Por: Alessandra Morgado
O que uma jornalista de Piracicaba (SP) e um quilombola (PA) têm em comum? Resposta: castanhas-do-brasil. Nada menos que 2.494,96 quilômetros separam a jornalista Alessandra Santos, 30, moradora de Piracicaba, das castanhas-do-brasil, que ela consome diariamente como lanche entre as refeições. É aí que entra Daniel de Souza, 57, Quilombola da região de Oriximiná (PA), na bacia do Rio Trombetas.
Mais conhecidas como castanhas-do-pará, as castanhas vêm da Floresta Amazônica, mas até chegar às mãos da jornalista, essas sementes ricas em nutrientes benéficos à saúde humana, fazem um longo e tradicional trajeto, que faz parte da história de mais de 200 anos de comunidades de quilombolas que foram formadas por escravos que fugiram de fazendas da região, além de outras comunidades tradicionais e populações indígenas que também coletam castanha em Unidades de Conservação da natureza – espaços protegidos para conservação e uso dos recursos somente de forma sustentável – e em terras indígenas.
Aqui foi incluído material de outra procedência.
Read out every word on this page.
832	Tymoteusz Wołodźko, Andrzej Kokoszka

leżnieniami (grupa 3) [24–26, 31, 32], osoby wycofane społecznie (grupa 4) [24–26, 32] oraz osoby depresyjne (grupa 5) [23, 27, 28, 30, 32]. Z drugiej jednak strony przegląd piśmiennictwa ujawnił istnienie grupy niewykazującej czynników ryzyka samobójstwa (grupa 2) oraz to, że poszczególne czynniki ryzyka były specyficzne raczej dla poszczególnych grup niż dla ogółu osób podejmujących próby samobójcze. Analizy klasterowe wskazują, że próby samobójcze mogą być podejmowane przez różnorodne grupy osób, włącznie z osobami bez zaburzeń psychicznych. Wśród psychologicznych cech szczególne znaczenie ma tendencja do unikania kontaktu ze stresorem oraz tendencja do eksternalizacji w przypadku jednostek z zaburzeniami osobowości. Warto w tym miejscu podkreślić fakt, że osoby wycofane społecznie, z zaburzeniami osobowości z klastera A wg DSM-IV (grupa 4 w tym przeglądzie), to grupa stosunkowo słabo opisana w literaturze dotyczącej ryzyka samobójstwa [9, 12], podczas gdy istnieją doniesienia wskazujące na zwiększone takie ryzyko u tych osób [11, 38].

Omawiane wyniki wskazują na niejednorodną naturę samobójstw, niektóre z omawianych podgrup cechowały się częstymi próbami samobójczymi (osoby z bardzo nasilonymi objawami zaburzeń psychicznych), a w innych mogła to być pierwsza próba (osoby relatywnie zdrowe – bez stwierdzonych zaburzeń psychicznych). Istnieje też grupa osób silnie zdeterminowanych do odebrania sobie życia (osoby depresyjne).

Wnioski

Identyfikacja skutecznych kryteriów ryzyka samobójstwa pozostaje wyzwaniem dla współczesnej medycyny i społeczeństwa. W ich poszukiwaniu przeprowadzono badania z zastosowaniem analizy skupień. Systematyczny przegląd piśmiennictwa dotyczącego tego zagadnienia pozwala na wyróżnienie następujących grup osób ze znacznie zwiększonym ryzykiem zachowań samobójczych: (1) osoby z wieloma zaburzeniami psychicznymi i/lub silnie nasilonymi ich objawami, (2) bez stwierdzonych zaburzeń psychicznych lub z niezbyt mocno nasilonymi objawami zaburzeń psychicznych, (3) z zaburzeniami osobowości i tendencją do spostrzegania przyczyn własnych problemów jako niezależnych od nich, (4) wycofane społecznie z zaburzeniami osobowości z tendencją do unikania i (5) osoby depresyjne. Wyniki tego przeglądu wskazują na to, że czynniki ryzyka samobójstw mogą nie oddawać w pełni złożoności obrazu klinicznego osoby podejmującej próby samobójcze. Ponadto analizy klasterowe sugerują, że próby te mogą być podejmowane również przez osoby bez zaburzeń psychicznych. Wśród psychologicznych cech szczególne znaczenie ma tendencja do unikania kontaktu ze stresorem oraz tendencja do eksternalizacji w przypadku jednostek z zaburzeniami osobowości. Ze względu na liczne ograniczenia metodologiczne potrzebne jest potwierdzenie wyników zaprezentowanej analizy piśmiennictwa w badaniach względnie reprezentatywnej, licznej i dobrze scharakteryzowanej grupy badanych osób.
As castanheiras ou Bertholletia excelsa nascem no meio da mata, por isso os quilombolas precisam ‘morar’ na floresta de janeiro a abril para fazer a colheita dos ouriços, frutos da castanheira que contém as castanhas, que caem das árvores de 30 a 50 metros de altura. Durante esse tempo se alimentam do que a mata oferece, como a própria castanha, além de peixes, que os rios da região têm em abundância.
O Quilombola Daniel nasceu na comunidade de Jauari, uma das várias da região que descendem de quilombos. Foi lá que aprendeu a história de seus antepassados escravos fugidos, além do extrativismo da castanha, que é fonte de renda para as famílias.
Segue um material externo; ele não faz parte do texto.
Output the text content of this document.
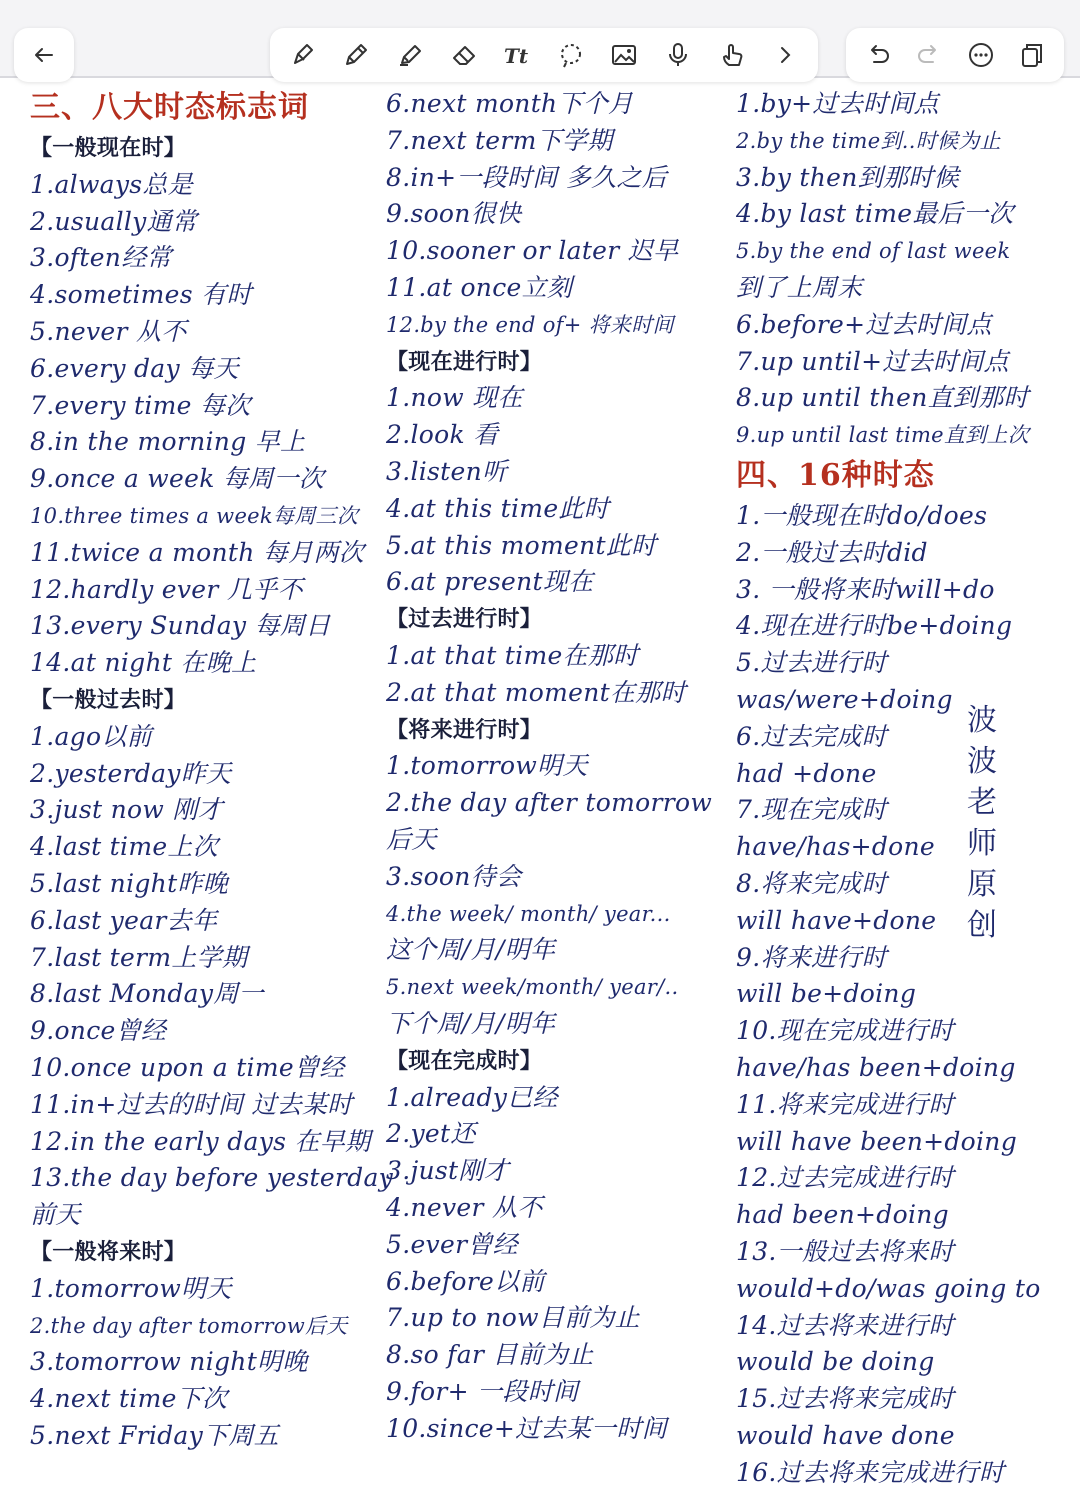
Tt
三、八大时态标志词
【一般现在时】
1.always总是
2.usually通常
3.often经常
4.sometimes 有时
5.never 从不
6.every day 每天
7.every time 每次
8.in the morning 早上
9.once a week 每周一次
10.three times a week每周三次
11.twice a month 每月两次
12.hardly ever 几乎不
13.every Sunday 每周日
14.at night 在晚上
【一般过去时】
1.ago以前
2.yesterday昨天
3.just now 刚才
4.last time上次
5.last night昨晚
6.last year去年
7.last term上学期
8.last Monday周一
9.once曾经
10.once upon a time曾经
11.in+过去的时间 过去某时
12.in the early days 在早期
13.the day before yesterday
前天
【一般将来时】
1.tomorrow明天
2.the day after tomorrow后天
3.tomorrow night明晚
4.next time下次
5.next Friday下周五
6.next month下个月
7.next term下学期
8.in+一段时间 多久之后
9.soon很快
10.sooner or later 迟早
11.at once立刻
12.by the end of+ 将来时间
【现在进行时】
1.now 现在
2.look 看
3.listen听
4.at this time此时
5.at this moment此时
6.at present现在
【过去进行时】
1.at that time在那时
2.at that moment在那时
【将来进行时】
1.tomorrow明天
2.the day after tomorrow
后天
3.soon待会
4.the week/ month/ year...
这个周/月/明年
5.next week/month/ year/..
下个周/月/明年
【现在完成时】
1.already已经
2.yet还
3.just刚才
4.never 从不
5.ever曾经
6.before以前
7.up to now目前为止
8.so far 目前为止
9.for+ 一段时间
10.since+过去某一时间
1.by+过去时间点
2.by the time到..时候为止
3.by then到那时候
4.by last time最后一次
5.by the end of last week
到了上周末
6.before+过去时间点
7.up until+过去时间点
8.up until then直到那时
9.up until last time直到上次
四、16种时态
1.一般现在时do/does
2.一般过去时did
3. 一般将来时will+do
4.现在进行时be+doing
5.过去进行时
was/were+doing
6.过去完成时
had +done
7.现在完成时
have/has+done
8.将来完成时
will have+done
9.将来进行时
will be+doing
10.现在完成进行时
have/has been+doing
11.将来完成进行时
will have been+doing
12.过去完成进行时
had been+doing
13.一般过去将来时
would+do/was going to
14.过去将来进行时
would be doing
15.过去将来完成时
would have done
16.过去将来完成进行时
波
波
老
师
原
创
Apaixonado pela floresta, Daniel diz que a rotina dos castanheiros é puxada, com direito a pegar malária mais de uma vez no período de imersão na floresta, carregar peso nas costas e abrir trilha no mato. Subir e descer morros a pé, já que nem veículos ou barcos chegam muito próximos ao local.
Enquanto a jornalista Alessandra paga, aproximadamente, R$ 64 o quilo de castanhas beneficiadas e prontas para o consumo, o castanheiro recebe R$ 1 pelo quilo do produto bruto.
“Acho absurdo (o preço pago em Piracicaba), principalmente quando vou para outros Estados do país e vejo que lá dá para comprar quilos e mais quilos com o valor que pagamos aqui. É um trabalho muito sofrido que eles têm, para não conseguir sobreviver com dignidade. Infelizmente é a realidade brasileira, principalmente, nestas regiões mais pobres”, diz Alessandra.
A discrepância de preços é fruto de um desequilíbrio comercial, com o qual a comunidade de Daniel vem trabalhando, com apoio do Imaflora (Instituto de Manejo e Certificação Florestal e Agrícola) que desenvolve o projeto Florestas de Valor.
A iniciativa – que conta com o patrocínio da Petrobras por meio do Programa Petrobras Socioambiental, do Fundo Vale, do BNDES, da Fundação Moore e do PNUD – é realizada em três territórios de comunidades tradicionais e agricultores familiares no interior do Pará: Calha Norte do Rio Amazonas, São Félix do Xingu e Terra do Meio. Em cada uma das regiões, o projeto ajuda a estabelecer caminhos para uma nova economia que tem na floresta e nos modos de vida locais o seu principal valor.
Juntas essas regiões produziram em 2013, segundo o IBGE, 21% das 38 mil toneladas/ano de castanha-do-brasil produzida no país, o que significa algo em torno de 7.902 t/ano.
A lógica de demanda operando sobre o preço – destacada pela jornalista- é uma das ações do Florestas de Valor para valorizar a castanha-do-brasil e, assim, melhorar o retorno financeiro para os castanheiros, segundo Roberto Palmieri, gerente de projetos no Imaflora.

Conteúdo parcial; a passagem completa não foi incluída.